Welch, an analyst in tech operations who has worked for JPMorgan Chase since 2017, was among those affected by the bank’s new mandate requiring all 317,000 employees to return to the office five days a week starting next month. Until now, about 40% of the workforce had been allowed to work from home two days a week. Welch, who is going through a divorce and cited family and childcare responsibilities, questioned Dimon about whether managers should have discretion over in-office requirements for their teams.

At the town hall

During the town hall in Columbus, Ohio, Welch acknowledged Dimon’s leadership before making his case. He explained that his seven-member team operates across different countries and time zones, making physical office presence irrelevant to productivity. He then suggested that the decision on office attendance should be left to individual managers. His remarks were met with applause from coworkers, but Dimon dismissed the idea outright.

“There is no chance that I would leave that up to managers. Zero chance. The abuse that took place was extraordinary,” Dimon responded, referring to inefficiencies he attributed to remote work. He further criticized employees for wasting time on Zoom meetings and noted that the bank’s headcount had grown by 50,000 in the past few years. Dimon also dismissed a petition signed by employees urging the bank to reconsider the mandate, saying, “I don’t care how many people sign that f---ing petition.”

Fired for questioning - or not?

Shortly after the town hall, Welch received an urgent text from Garrett Monaghan, a Vice President in JPMorgan Chase’s Technology Employee Support Services (TESS) division, demanding he report to his desk immediately. When Welch arrived at the meeting, Monaghan and another executive, Jeffrey Todd Merrill, confronted him.

According to Welch, Monaghan told him he had “dragged our whole organization through the mud” and ordered him to clear his desk and leave. Welch complied, gathering his belongings and exiting the building.

For hours, Welch believed he had been fired. He reached out to his direct manager, Richard Cundiff, who provided no immediate clarification. It wasn’t until 4:30 p.m. that Megan Mead, JPMorgan Chase’s executive director of global IT support, contacted Welch to inform him that he still had his job. She assured him that she had “smoothed things over” with Monaghan. Later that evening, Monaghan sent Welch a text apologising for the incident and offering a beer and a handshake.

JPMorgan Chase later clarified that Welch was never formally dismissed. “He didn’t say anything wrong in the town hall,” a company spokesperson told Fortune. Welch’s boss, Cundiff, also denied that Welch had been fired but declined to comment further.
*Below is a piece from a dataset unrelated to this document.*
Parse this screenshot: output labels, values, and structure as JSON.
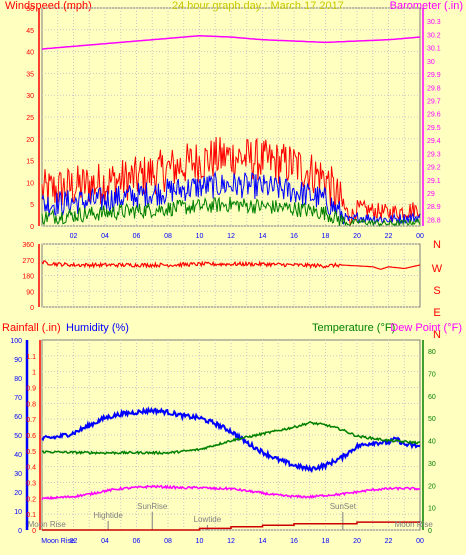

Despite retaining his job, Welch remains frustrated over the ordeal and the workplace climate under the RTO mandate. “I want to do the job that I love in the way that I want to do it. That’s what I hope to get out of all this,” he told Fortune.

The incident has sparked discussions among employees, with some praising Welch for speaking up. Some JPMorgan Chase workers have even dubbed him the “Voice of America.”

The controversy highlights growing tensions over return-to-office policies at major corporations, as employees push back against rigid mandates in favour of flexible work arrangements.